By Jerome M. Janzer, Marcus Center for the Performing Arts Board Chair   Published Apr 26, 2019 at 6:01 PM

The following is an op-ed submitted by Jerome M. Janzer, Board Chair of the Marcus Center for the Performing Arts.

When the Marcus Center released the first renderings of its vision for its enhanced campus last year, it was met with overwhelmingly positive response for the ways in which it increased accessibility, created new outdoor programing spaces and made the entire campus more open and welcoming to the community.

The one exception was the concern expressed by some regarding the plans for the grove of trees.
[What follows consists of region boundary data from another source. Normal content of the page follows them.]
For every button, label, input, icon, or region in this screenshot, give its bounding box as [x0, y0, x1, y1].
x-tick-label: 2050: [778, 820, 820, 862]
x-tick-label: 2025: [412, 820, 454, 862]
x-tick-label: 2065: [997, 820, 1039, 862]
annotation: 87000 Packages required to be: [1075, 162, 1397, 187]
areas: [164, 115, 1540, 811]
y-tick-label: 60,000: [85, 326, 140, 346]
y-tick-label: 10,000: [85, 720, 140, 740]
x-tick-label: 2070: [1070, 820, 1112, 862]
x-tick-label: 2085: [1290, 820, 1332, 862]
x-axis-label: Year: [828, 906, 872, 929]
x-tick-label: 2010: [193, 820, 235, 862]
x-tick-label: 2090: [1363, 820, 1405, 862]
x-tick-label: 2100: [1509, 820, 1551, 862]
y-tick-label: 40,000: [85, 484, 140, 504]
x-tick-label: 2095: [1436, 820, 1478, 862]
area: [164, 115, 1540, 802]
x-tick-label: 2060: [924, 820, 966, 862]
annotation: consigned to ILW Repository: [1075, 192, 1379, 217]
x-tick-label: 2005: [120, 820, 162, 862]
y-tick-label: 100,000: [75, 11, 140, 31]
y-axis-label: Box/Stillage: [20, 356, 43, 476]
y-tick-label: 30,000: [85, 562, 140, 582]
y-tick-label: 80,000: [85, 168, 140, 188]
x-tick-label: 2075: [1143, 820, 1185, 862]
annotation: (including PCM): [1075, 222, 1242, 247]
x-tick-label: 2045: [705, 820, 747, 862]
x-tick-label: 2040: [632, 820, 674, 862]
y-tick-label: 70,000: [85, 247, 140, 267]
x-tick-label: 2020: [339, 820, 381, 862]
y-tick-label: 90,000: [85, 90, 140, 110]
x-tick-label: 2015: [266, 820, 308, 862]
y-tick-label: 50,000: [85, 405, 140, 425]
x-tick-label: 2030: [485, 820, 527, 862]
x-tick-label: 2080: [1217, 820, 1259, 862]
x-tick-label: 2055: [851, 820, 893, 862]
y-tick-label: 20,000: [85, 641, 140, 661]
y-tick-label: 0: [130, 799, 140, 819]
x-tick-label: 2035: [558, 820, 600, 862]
The campus plan calls for replacing the trees – which are dying – with 18 mature trees flanking open space to be used for community gathering, expanded arts programing and provide sight lines to Peck Pavilion, a structure and performance venue that did not exist when the grove was originally designed. 

This change prompted an effort to save the existing grove by a group that has as its mission saving landscapes. They submitted a request to have the entire Marcus Center site designated as historic. We believe that the proposed historic designation of the entire site – intended to save a dying grove of trees – is inappropriate and would have significant negative impacts on the future of the Marcus Center.

The vision for the campus, including the future of the grove, was the result of tremendous effort by the Marcus Center over the last 18 months. That work included feedback secured from across the community regarding the future of this important cultural organization. As part of the process, the Marcus Center engaged P3 Development Group to obtain direct community feedback from over 100 people in over 30 Milwaukee neighborhoods, have conversations with representatives of 15 community organizations and interview both Resident Arts Partners and regular users of the Marcus Center's spaces. Additionally, a survey about proposed changes to the building/grounds was sent to over 10,000 past ticket buyers and the master plan was presented to donors, board members, education partners, trade associations and corporate partners.

All this input was vital and helped focus the plan on making the building and grounds more accessible and welcoming for the entire community, while addressing the very real need to increase revenue for the organization going forward. The Marcus Center, with declining public financial support, bears the responsibility for maintaining and repairing the buildings and grounds as part of a 99-year lease that was signed with Milwaukee County. As part of the lease, Milwaukee County Administration maintains authority to review all large capital projects. They reviewed the current Master Plan and approved it as presented to them.

Regarding the historic designation, we do not believe the Marcus Center even qualifies. Jim Shields, a former HPC Commissioner and one of our city's most respected architects, has presented compelling testimony that speaks to the limited historic value of the Marcus Center based on the acknowledged changes and additions that have been made in the short 50-year life of the campus. These changes make any value in preservation very modest.

On the other hand, preserving the site as called for by the Historic Preservation Committee guidelines would create an enormous burden on the Marcus Center. It would prevent the essential changes needed for the Marcus Center to continue evolving to meet the changing performing arts needs of the community today and in the future. To take just a few examples, the preservation guidelines recommended by the Commission would:

  • Eliminate an important programming space on the site by requiring the dying trees in the chestnut grove to remain as-is
  • Hinder, and perhaps preclude, creating new lobby space for First Stage as well as the planned revenue generating member lounge
  • Prohibit the state-of-the-art technology displays on and around the building

The Marcus Center has been a careful steward of the building for nearly 50 years. It has worked to balance the needs of the community, the needs of the non-profit groups who use the spaces and the financial realities of managing a complex organization while managing to balance its budget every year. The Marcus Center has responded to big and small changes both expected and unexpected over the past five decades. There is no reason to believe that we will not continue to carefully and thoughtfully continue to do so for the next 50.